While there are currently only 5 iMessage apps on the Apple Watch with watchOS 8, there’s now infrastructure for developers to integrate their apps into the Messages app. One of the main new features of Messages in watchOS 8 is the addition of the GIFs iMessage app that lets you search for and send reaction GIFs. Apple has also included dedicated iMessage apps for Apple Pay Cash, voice recordings, digital touch, and Memoji.
Something that’s not necessarily confirmed but appears to be the case is that watches can more easily jump between connected iPhones. As I’ve heard stories about friends setting up new iPhones, they’ve said that it was impeccably easy to get their watch up and running on their new phones. In fact, they barely had to do anything. With device-to-device transfer, it just worked. If the Watch can jump between connected devices now in a secure and efficient manner then it can likely do so between any device signed in to a particular Apple ID. An independent Apple Watch may want to connect to your Mac or iPad. If it could hop between devices it wouldn’t be an iPhone accessory anymore and it would open up the floodgates for Android users.
Now there are still a few important things missing that I’d wager might show up in watchOS 9, at least for the Series 7 and its larger displays.

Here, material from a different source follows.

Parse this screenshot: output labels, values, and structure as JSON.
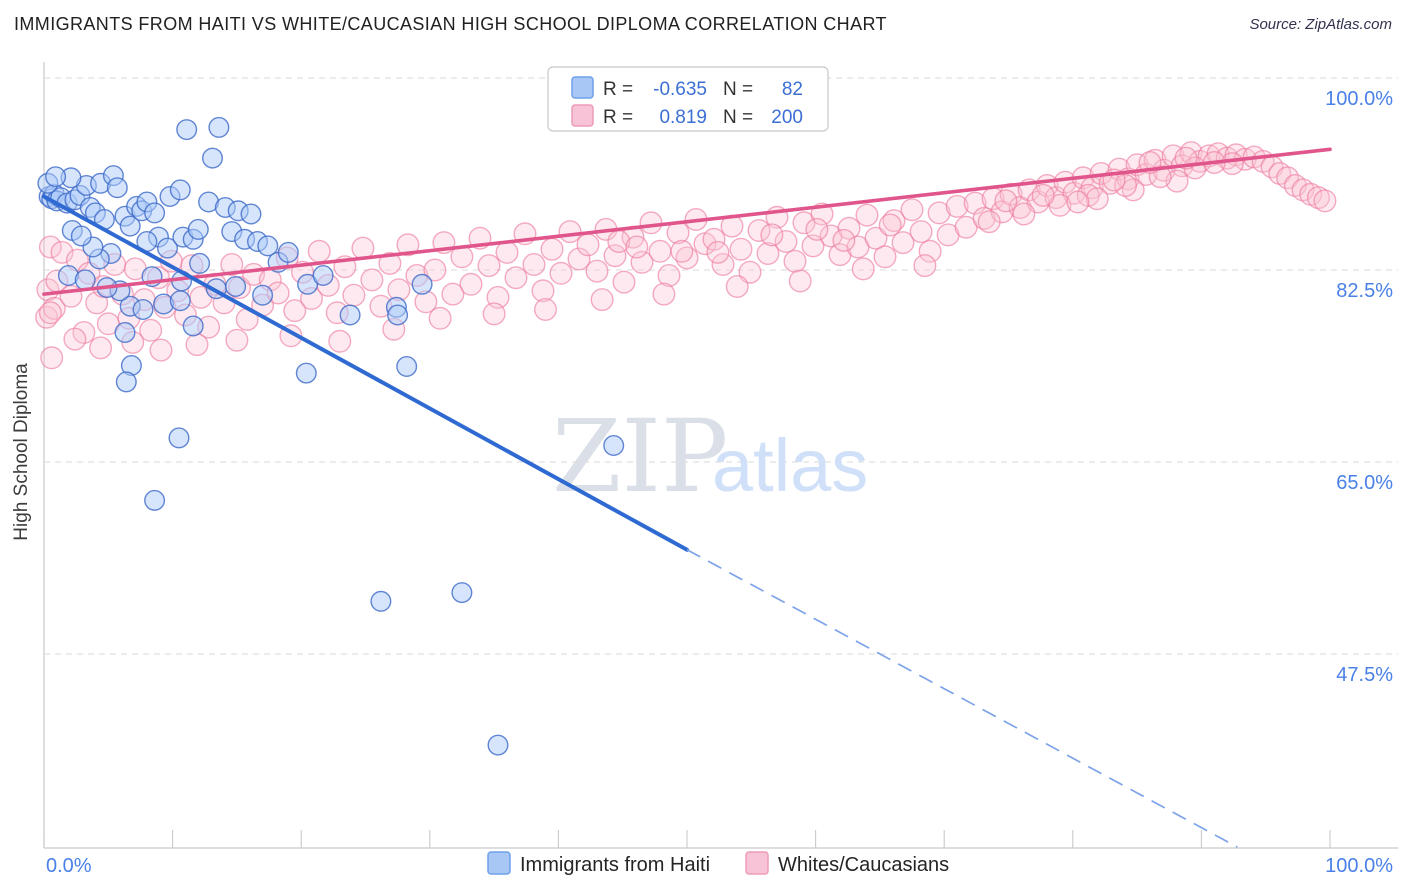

The first thing that’s missing is Safari. Yeah I know, who wants to browse on their wrist? Well, if you want to make the Watch independent it needs a full web browser. Not one that always defaults to reader view when tapping a link in Messages. The UI has already been designed, it just needs a standalone app. Another thing is a proper password manager. iCloud Keychain is missing from the Watch, so if apps are ever going to allow users to sign into apps on the watch itself this needs to get added.